Setelah masa revolusi, tak hanya aktif dalam dunia sastra, Rukiah juga bergabung dengan Lekra (Lembaga Kebudayaan Rakyat). Ia bersama Sugiarti Siswadi pernah menjadi delegasi Lekra menghadiri Kongres ke-V “Himpunan Sastrawan Jerman” di Jerman Timur. Selain itu, Rukiah juga menyunting Lentera bersama Pramoedya Ananta Toer, menjadi staf editorial jurnal kiri Zaman Baru, serta jurnalis dan editor Api Kartini, media Gerakan Wanita Indonesia (Gerwani). Keterlibatan Rukiah dalam organisasi berhaluan kiri tersebut, tak menumpulkan pemikiran kritisnya. Ia tak jarang mempertanyakan kembali makna revolusi sehingga membuatnya berdiskusi mengenai hal tersebut dengan orang-orang di zamannya.

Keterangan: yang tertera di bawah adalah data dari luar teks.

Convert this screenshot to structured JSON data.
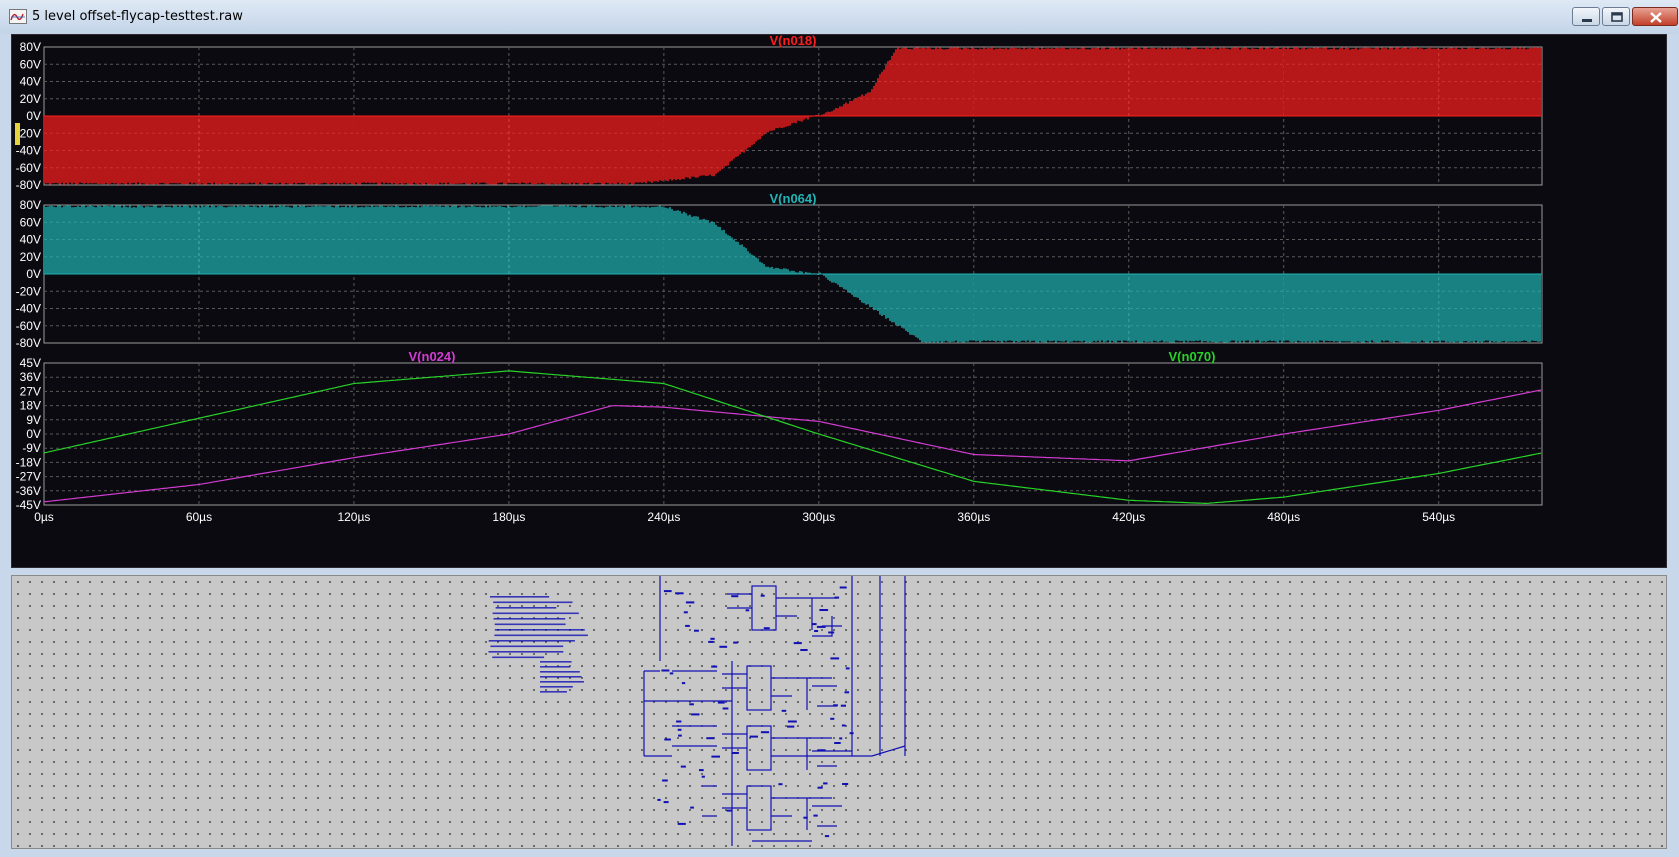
{
  "window": {
    "title": "5 level offset-flycap-testtest.raw"
  },
  "colors": {
    "n018": "#ff1e1e",
    "n064": "#20b4b4",
    "n024": "#d23cd2",
    "n070": "#28d228",
    "grid": "#5a5a5a",
    "bg": "#0a0a10"
  },
  "chart_data": [
    {
      "type": "line",
      "title": "V(n018)",
      "x_ticks": [
        "0µs",
        "60µs",
        "120µs",
        "180µs",
        "240µs",
        "300µs",
        "360µs",
        "420µs",
        "480µs",
        "540µs"
      ],
      "y_ticks": [
        "80V",
        "60V",
        "40V",
        "20V",
        "0V",
        "-20V",
        "-40V",
        "-60V",
        "-80V"
      ],
      "xlim": [
        0,
        580
      ],
      "ylim": [
        -80,
        80
      ],
      "series": [
        {
          "name": "V(n018)",
          "description_points": {
            "x": [
              0,
              230,
              260,
              280,
              300,
              320,
              330,
              580
            ],
            "y_envelope_min": [
              -80,
              -80,
              -70,
              -20,
              0,
              0,
              0,
              0
            ],
            "y_envelope_max": [
              0,
              0,
              0,
              0,
              0,
              30,
              80,
              80
            ]
          }
        }
      ]
    },
    {
      "type": "line",
      "title": "V(n064)",
      "x_ticks": [
        "0µs",
        "60µs",
        "120µs",
        "180µs",
        "240µs",
        "300µs",
        "360µs",
        "420µs",
        "480µs",
        "540µs"
      ],
      "y_ticks": [
        "80V",
        "60V",
        "40V",
        "20V",
        "0V",
        "-20V",
        "-40V",
        "-60V",
        "-80V"
      ],
      "xlim": [
        0,
        580
      ],
      "ylim": [
        -80,
        80
      ],
      "series": [
        {
          "name": "V(n064)",
          "description_points": {
            "x": [
              0,
              240,
              260,
              280,
              300,
              320,
              340,
              580
            ],
            "y_envelope_min": [
              0,
              0,
              0,
              0,
              0,
              -40,
              -80,
              -80
            ],
            "y_envelope_max": [
              80,
              80,
              60,
              10,
              0,
              0,
              0,
              0
            ]
          }
        }
      ]
    },
    {
      "type": "line",
      "x_ticks": [
        "0µs",
        "60µs",
        "120µs",
        "180µs",
        "240µs",
        "300µs",
        "360µs",
        "420µs",
        "480µs",
        "540µs"
      ],
      "y_ticks": [
        "45V",
        "36V",
        "27V",
        "18V",
        "9V",
        "0V",
        "-9V",
        "-18V",
        "-27V",
        "-36V",
        "-45V"
      ],
      "xlim": [
        0,
        580
      ],
      "ylim": [
        -45,
        45
      ],
      "series": [
        {
          "name": "V(n024)",
          "x": [
            0,
            60,
            120,
            180,
            220,
            240,
            300,
            360,
            420,
            480,
            540,
            580
          ],
          "y": [
            -43,
            -32,
            -15,
            0,
            18,
            17,
            8,
            -13,
            -17,
            0,
            15,
            28
          ]
        },
        {
          "name": "V(n070)",
          "x": [
            0,
            60,
            120,
            180,
            240,
            300,
            360,
            420,
            450,
            480,
            540,
            580
          ],
          "y": [
            -12,
            10,
            32,
            40,
            32,
            0,
            -30,
            -42,
            -44,
            -40,
            -25,
            -12
          ]
        }
      ]
    }
  ]
}
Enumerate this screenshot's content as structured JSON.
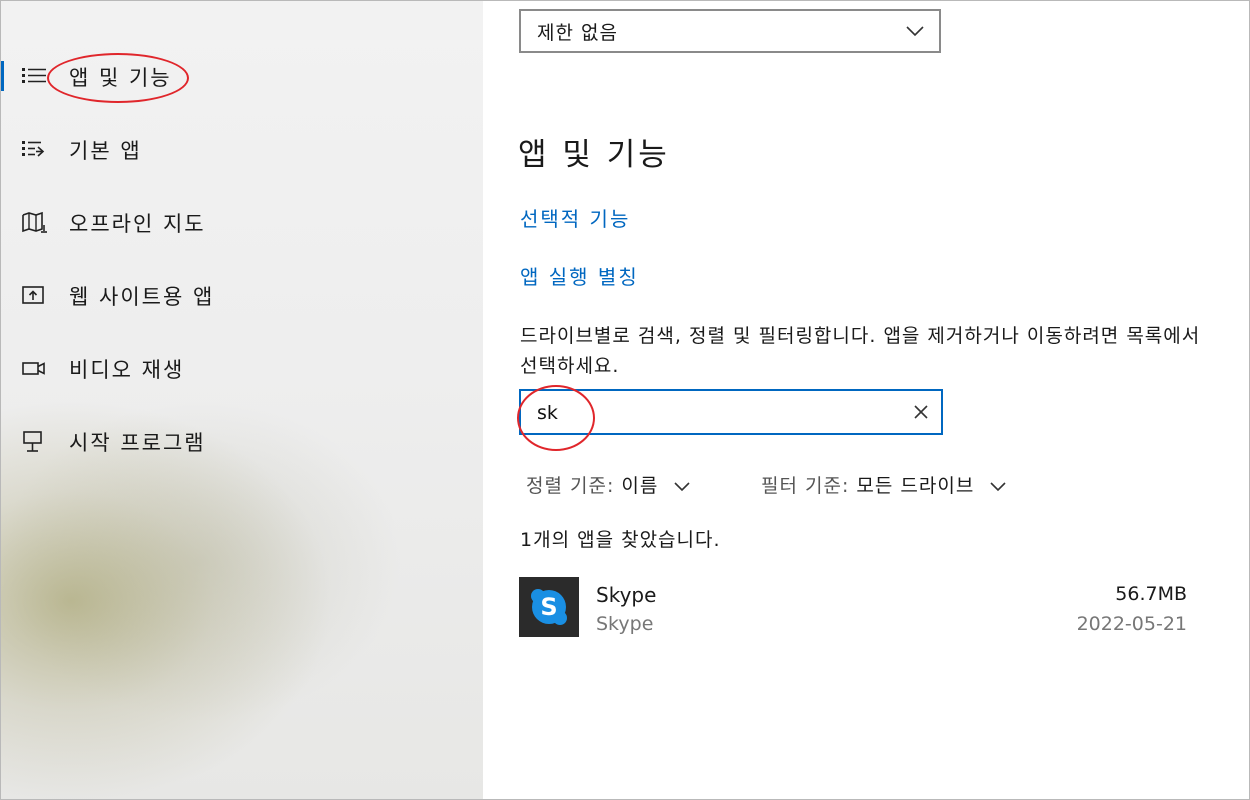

“Kiprah S. Rukiah sebagai pendiri, pengasuh surat kabar serta editor, dan perannya dalam Lembaga Kebudayaan Rakyat (Lekra) seakan tersisihkan dari sejarah setelah tragedi pelanggaran HAM tahun 1965,” kata Dhianita Kusuma Pertiwi, kurator, penulis dan periset, sebagai moderator dalam diskusi publik “S. Rukiah dalam Cinta dan Perjuangan” di Ruang Pamong Budaya Gedung E, Kompleks Kemendikbudristek, Jakarta, Rabu (25/10/2023). 

Diskusi publik ini bagian dari rangkaian acara Pekan Kebudayaan Nasional 2023. Selain diskusi, karya-karya Rukiah juga ditampilkan dalam pameran “Kejatuhan dan Hati: Denyut Romansa di Tengah Gejolak Revolusi” yang diselenggarakan di RUBANAH Underground Hub di Jl. Timor No. 25 Gondangdia, Menteng, Jakarta Pusat.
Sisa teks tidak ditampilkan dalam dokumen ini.